By Dan Christensen, FloridaBulldog.org
Throughout the past year, in response to an executive order from President Biden, the FBI has declassified and made public thousands of pages of records about its once-secret “sub file” investigation into Saudi complicity in 9/11: Operation Encore.
Those records, largely and inexplicably ignored by the nation’s mainstream media, reveal stunning new facts about the involvement of Saudi Ministry of Islamic Affairs officials operating out of Saudi Arabia’s embassy in Washington. The FBI’s conclusion: Saudi government officials knowingly provided support for the first two al Qaeda hijackers to enter the U.S. via Los Angeles International Airport 20 months before the Sept. 11, 2001 terrorist attacks on New York and Washington.
But Operation Encore, whose existence was first made public by the FBI in 2016 in response to a lengthy Freedom of Information Act (FOIA) lawsuit brought by Florida Bulldog’s parent company Broward Bulldog Inc., was focused on events surrounding those two hijackers, Nawaf al Hazmi and Khalid al Mihdhar, who with three other Saudis seized control of American Airlines Flight 77 and slammed it into the Pentagon.
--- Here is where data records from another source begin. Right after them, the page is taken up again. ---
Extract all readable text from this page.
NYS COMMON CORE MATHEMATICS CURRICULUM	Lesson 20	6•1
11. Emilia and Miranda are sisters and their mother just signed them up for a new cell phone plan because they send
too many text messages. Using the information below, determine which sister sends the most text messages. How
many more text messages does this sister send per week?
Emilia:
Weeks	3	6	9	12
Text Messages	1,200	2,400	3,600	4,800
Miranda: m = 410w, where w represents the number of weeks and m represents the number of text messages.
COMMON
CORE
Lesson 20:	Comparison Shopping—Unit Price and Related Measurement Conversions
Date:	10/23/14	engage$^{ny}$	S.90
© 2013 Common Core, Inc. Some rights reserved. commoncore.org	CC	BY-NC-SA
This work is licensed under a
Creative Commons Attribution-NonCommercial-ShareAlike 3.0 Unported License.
But 17 other suicide hijackers commandeered and crashed three additional passenger jets that day and hundreds of agents assigned to PENTTBOM – the largest criminal inquiry in the bureau’s history – tracked their movements and contacts, too. And given the FBI’s prior disclosure to Florida Bulldog during FOIA litigation about hijackers’ ties to Saudis living in Sarasota that its Tampa field office alone contains more than 80,000 pages of classified 9/11 material, it’s clear that hundreds of thousands, perhaps millions, of pages of additional PENTTBOM documents continue to be kept from the public 21 years after the worst attack on U.S. soil since Pearl Harbor.